This blog post, “Navratri Parenting Pebbles” is a three-part series of blog posts that talk about the various parenting lessons the different incarnations of Maa Durga bring to the forefront during these Navratri celebrations. All the festivals in Ancient India have some significance and hidden meanings. They are not about just celebrations and feasts. Each of these incarnations of Maa Durga has some inner hidden meanings and purpose.
Our ancient sages and rishis have explained very clearly the intent and purpose of each of these incarnations, but over a period of time, all of that was lost in the pomp and celebrations. This blog post is just trying to recapture the essence of ancient parenting wisdom that was passed on to us from generations.
Navratri Parenting Pebbles from the days 7, 8 and 9 of Navratri.
Day 7: Kaalrathri Devi or Mahalakshmi devi
On day 7, Maa Durga takes on the most ferocious incarnation called Kaalaratrhi Devi. She destroys all the other demons connected with Mahishasura. She doesn’t leave any loose ends in this battle of good against evil. Scriptures have mentioned that no other form on this entire universe is as fierce and terrifying than Kaalrathri Devi
In yogic parlance – She has been depicted in black color indicating that she would be the one who would be driving all the black evils from the universe. Despite being a ferocious lady during the war with the demons, post the war she is seen in a peaceful mood with motherly love.
Navaratri Parenting Pebbles: Only a mother is capable of destroying the evil thoughts and evil behavior of her offspring. She should be killing/destroying the evil thoughts and behavior right from its roots and shouldn’t spare anyone or anything in that process. But the mother shouldn’t hate or abandon her offspring, just because they have evil behavior or evil thoughts. But at the same time, our affection and love shouldn’t be clouding our judgments or eyes.
Day 8: Maha Gauri devi
On the eighth day, we would be worshipping the incarnation of Maa Durga, which is the epitome of pure beauty, love, and affection. She is such a pure soul and joy to watch and she blesses all her devotees with love and takes care of all their needs.
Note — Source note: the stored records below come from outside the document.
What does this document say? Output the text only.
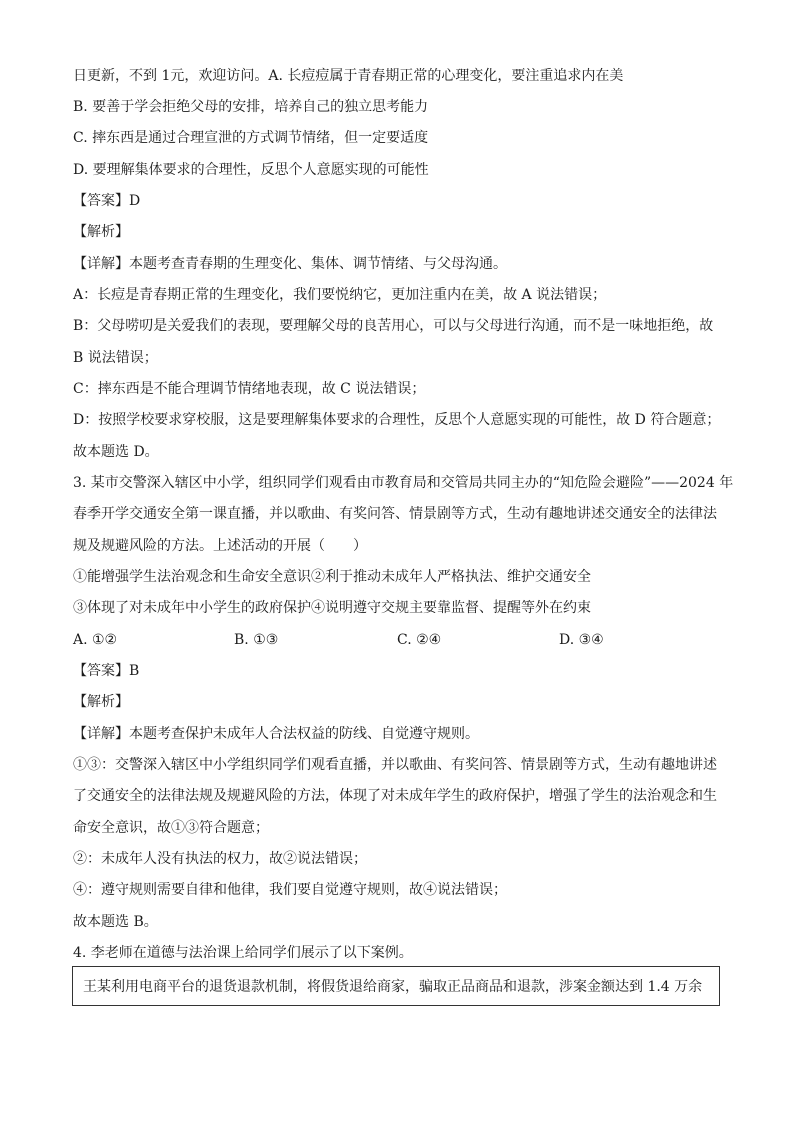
日更新，不到 1元，欢迎访问。A. 长痘痘属于青春期正常的心理变化，要注重追求内在美
B. 要善于学会拒绝父母的安排，培养自己的独立思考能力
C. 摔东西是通过合理宣泄的方式调节情绪，但一定要适度
D. 要理解集体要求的合理性，反思个人意愿实现的可能性
【答案】D
【解析】
【详解】本题考查青春期的生理变化、集体、调节情绪、与父母沟通。
A：长痘是青春期正常的生理变化，我们要悦纳它，更加注重内在美，故 A 说法错误；
B：父母唠叨是关爱我们的表现，要理解父母的良苦用心，可以与父母进行沟通，而不是一味地拒绝，故
B 说法错误；
C：摔东西是不能合理调节情绪地表现，故 C 说法错误；
D：按照学校要求穿校服，这是要理解集体要求的合理性，反思个人意愿实现的可能性，故 D 符合题意；
故本题选 D。
3. 某市交警深入辖区中小学，组织同学们观看由市教育局和交管局共同主办的“知危险会避险”——2024 年
春季开学交通安全第一课直播，并以歌曲、有奖问答、情景剧等方式，生动有趣地讲述交通安全的法律法
规及规避风险的方法。上述活动的开展（　　）
①能增强学生法治观念和生命安全意识②利于推动未成年人严格执法、维护交通安全
③体现了对未成年中小学生的政府保护④说明遵守交规主要靠监督、提醒等外在约束
A. ①②	B. ①③	C. ②④	D. ③④
【答案】B
【解析】
【详解】本题考查保护未成年人合法权益的防线、自觉遵守规则。
①③：交警深入辖区中小学组织同学们观看直播，并以歌曲、有奖问答、情景剧等方式，生动有趣地讲述
了交通安全的法律法规及规避风险的方法，体现了对未成年学生的政府保护，增强了学生的法治观念和生
命安全意识，故①③符合题意；
②：未成年人没有执法的权力，故②说法错误；
④：遵守规则需要自律和他律，我们要自觉遵守规则，故④说法错误；
故本题选 B。
4. 李老师在道德与法治课上给同学们展示了以下案例。
王某利用电商平台的退货退款机制，将假货退给商家，骗取正品商品和退款，涉案金额达到 1.4 万余
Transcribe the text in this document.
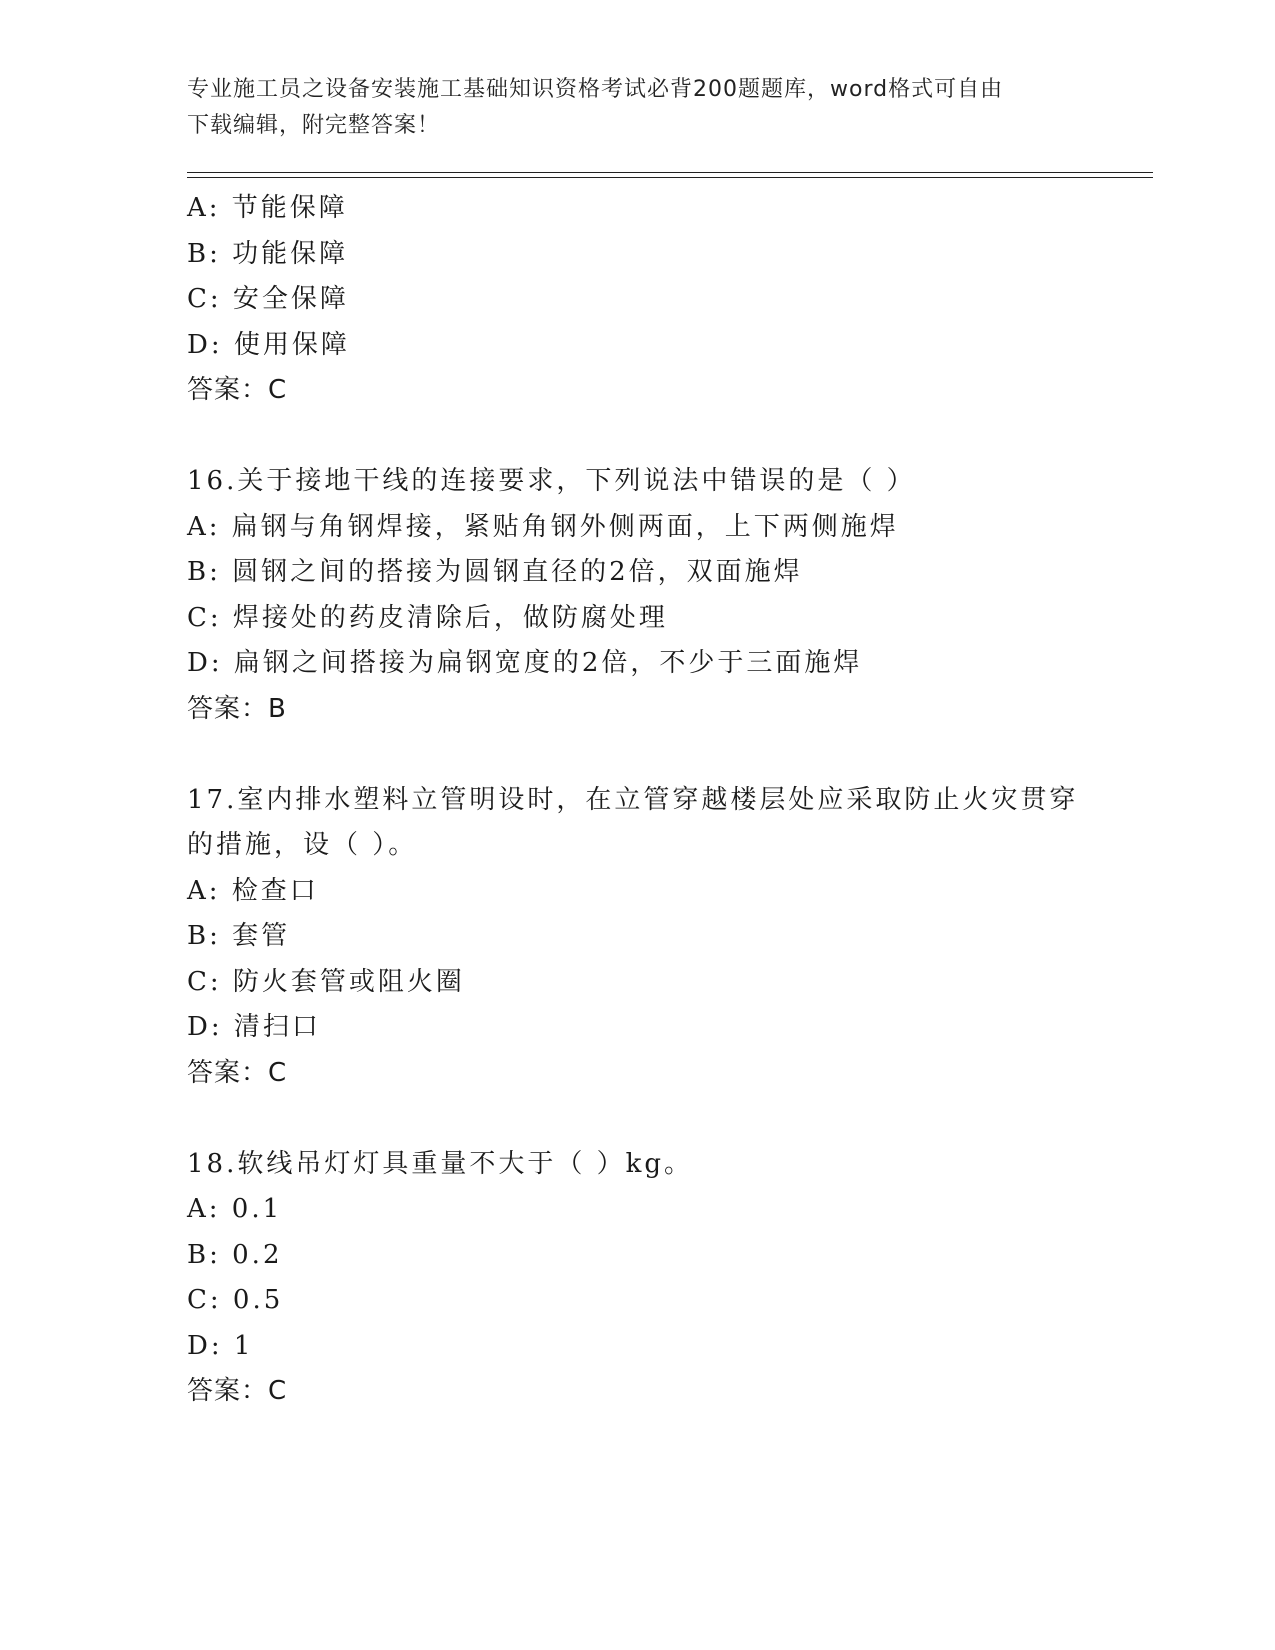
专业施工员之设备安装施工基础知识资格考试必背200题题库，word格式可自由
下载编辑，附完整答案！
A: 节能保障
B: 功能保障
C: 安全保障
D: 使用保障
答案：C
16.关于接地干线的连接要求，下列说法中错误的是（ ）
A: 扁钢与角钢焊接，紧贴角钢外侧两面，上下两侧施焊
B: 圆钢之间的搭接为圆钢直径的2倍，双面施焊
C: 焊接处的药皮清除后，做防腐处理
D: 扁钢之间搭接为扁钢宽度的2倍，不少于三面施焊
答案：B
17.室内排水塑料立管明设时，在立管穿越楼层处应采取防止火灾贯穿
的措施，设（ ）。
A: 检查口
B: 套管
C: 防火套管或阻火圈
D: 清扫口
答案：C
18.软线吊灯灯具重量不大于（ ）kg。
A: 0.1
B: 0.2
C: 0.5
D: 1
答案：C
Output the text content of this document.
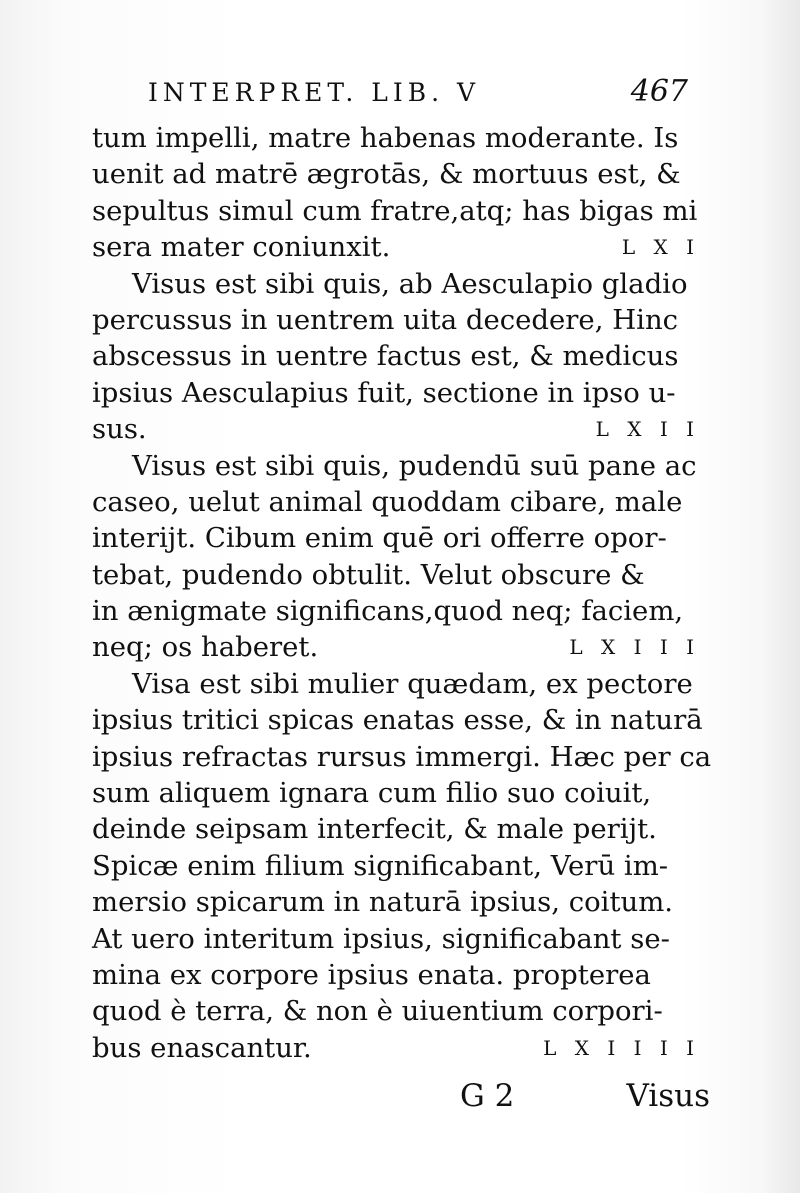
INTERPRET. LIB. V	467
tum impelli, matre habenas moderante. Is
uenit ad matrē ægrotās, & mortuus est, &
sepultus simul cum fratre,atq; has bigas mi
sera mater coniunxit.	L X I
Visus est sibi quis, ab Aesculapio gladio
percussus in uentrem uita decedere, Hinc
abscessus in uentre factus est, & medicus
ipsius Aesculapius fuit, sectione in ipso u-
sus.	L X I I
Visus est sibi quis, pudendū suū pane ac
caseo, uelut animal quoddam cibare, male
interijt. Cibum enim quē ori offerre opor-
tebat, pudendo obtulit. Velut obscure &
in ænigmate significans,quod neq; faciem,
neq; os haberet.	L X I I I
Visa est sibi mulier quædam, ex pectore
ipsius tritici spicas enatas esse, & in naturā
ipsius refractas rursus immergi. Hæc per ca
sum aliquem ignara cum filio suo coiuit,
deinde seipsam interfecit, & male perijt.
Spicæ enim filium significabant, Verū im-
mersio spicarum in naturā ipsius, coitum.
At uero interitum ipsius, significabant se-
mina ex corpore ipsius enata. propterea
quod è terra, & non è uiuentium corpori-
bus enascantur.	L X I I I I
G 2	Visus
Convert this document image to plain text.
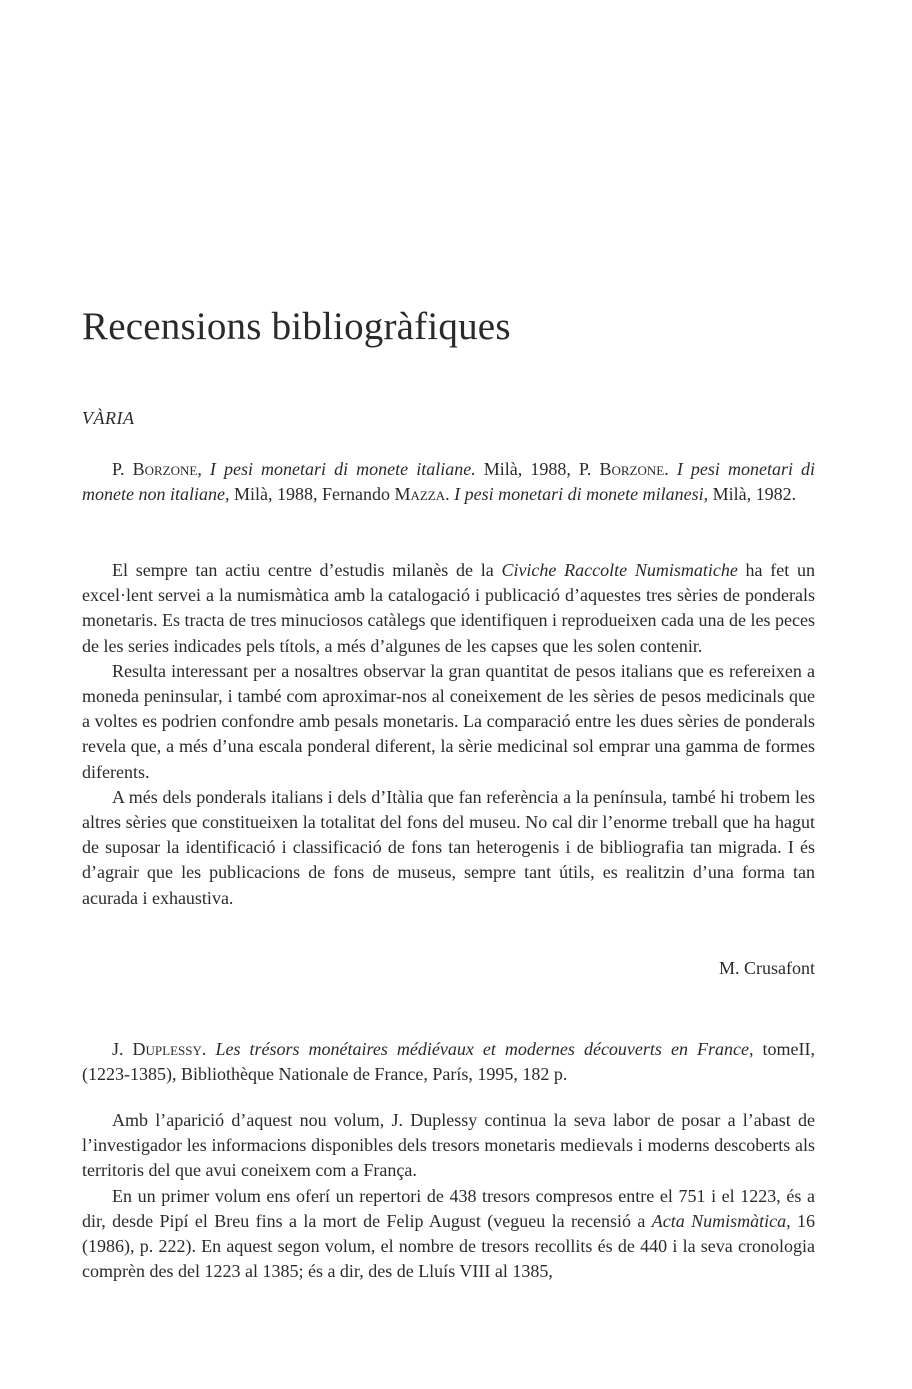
Recensions bibliogràfiques
VÀRIA

P. Borzone, I pesi monetari di monete italiane. Milà, 1988, P. Borzone. I pesi monetari di monete non italiane, Milà, 1988, Fernando Mazza. I pesi monetari di monete milanesi, Milà, 1982.

El sempre tan actiu centre d’estudis milanès de la Civiche Raccolte Numismatiche ha fet un excel·lent servei a la numismàtica amb la catalogació i publicació d’aquestes tres sèries de ponderals monetaris. Es tracta de tres minuciosos catàlegs que identifiquen i reprodueixen cada una de les peces de les series indicades pels títols, a més d’algunes de les capses que les solen contenir.

Resulta interessant per a nosaltres observar la gran quantitat de pesos italians que es refereixen a moneda peninsular, i també com aproximar-nos al coneixement de les sèries de pesos medicinals que a voltes es podrien confondre amb pesals monetaris. La comparació entre les dues sèries de ponderals revela que, a més d’una escala ponderal diferent, la sèrie medicinal sol emprar una gamma de formes diferents.

A més dels ponderals italians i dels d’Itàlia que fan referència a la península, també hi trobem les altres sèries que constitueixen la totalitat del fons del museu. No cal dir l’enorme treball que ha hagut de suposar la identificació i classificació de fons tan heterogenis i de bibliografia tan migrada. I és d’agrair que les publicacions de fons de museus, sempre tant útils, es realitzin d’una forma tan acurada i exhaustiva.

M. Crusafont

J. Duplessy. Les trésors monétaires médiévaux et modernes découverts en France, tomeII, (1223-1385), Bibliothèque Nationale de France, París, 1995, 182 p.

Amb l’aparició d’aquest nou volum, J. Duplessy continua la seva labor de posar a l’abast de l’investigador les informacions disponibles dels tresors monetaris medievals i moderns descoberts als territoris del que avui coneixem com a França.

En un primer volum ens oferí un repertori de 438 tresors compresos entre el 751 i el 1223, és a dir, desde Pipí el Breu fins a la mort de Felip August (vegueu la recensió a Acta Numismàtica, 16 (1986), p. 222). En aquest segon volum, el nombre de tresors recollits és de 440 i la seva cronologia comprèn des del 1223 al 1385; és a dir, des de Lluís VIII al 1385,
In yogic parlance – Maha Gauri Devi represents inner beauty and tranquility. She is an epitome of a perfect self, who can sacrifice herself in attaining her goals or for helping others.
Navratri Parenting Pebbles: As parents, we need to teach our children to appreciate and value their inner selves. Only when the kids are able to accept themselves as they are, they would be able to achieve their true potential. So we need to help in removing the negative and limiting thoughts from our children’s minds.
Day 9: Siddhidhatri or Rajarajeswari Devi
Siddhidhatri or Rajarajeswari Devi are the incarnations of Maa Durga who is calm and peaceful after the destruction of the evil nature. She is depicted as the one with the most beautiful and endearing eyes, through which she shows motherly love and affection.
In the yogic parlance – Siddidhatri is the goddess who possesses all the eight siddhi’s needed for one’s salvation. She is the destroyer of ignorance in self. She controls the entire universe and blesses them with divine knowledge. But the sugarcane in her hand signifies that the sweet knowledge is hidden inside the sugarcane and one needs to put in their best efforts to achieve anything in life.
Navratri Parenting Pebbles: We need to inculcate the habit of working hard to achieve their goals in our kids. The most important lesson of the life that “There are no free lunches in this world” is being displayed very accurately by maa Durga in her 9th incarnation.
Final thoughts on why we need Navratri Parenting Lessons:
Parenting in the earlier days was not treated as a separate or special job. Things just used to happen and fall into the place, as our Indian traditions always supported the joint families. Even in case, joint families were not there, our society was a tightly knitted entity at that point in time. Everyone in the village knows each and every kid in the village. So there was no need for any special parenting lessons or classes. Parents and kids always learnt from their grandparents and elders in society.
Now in the modern world, we have moved away from that tightly knit society into nuclear families and we don’t have the elders or their knowledge to show us the right track. At least during these Indian festivities, we can try and learn and relearn the lessons that our elders have incorporated in our religious customs instead of just enjoying the pomp and celebrations associated with these festivals.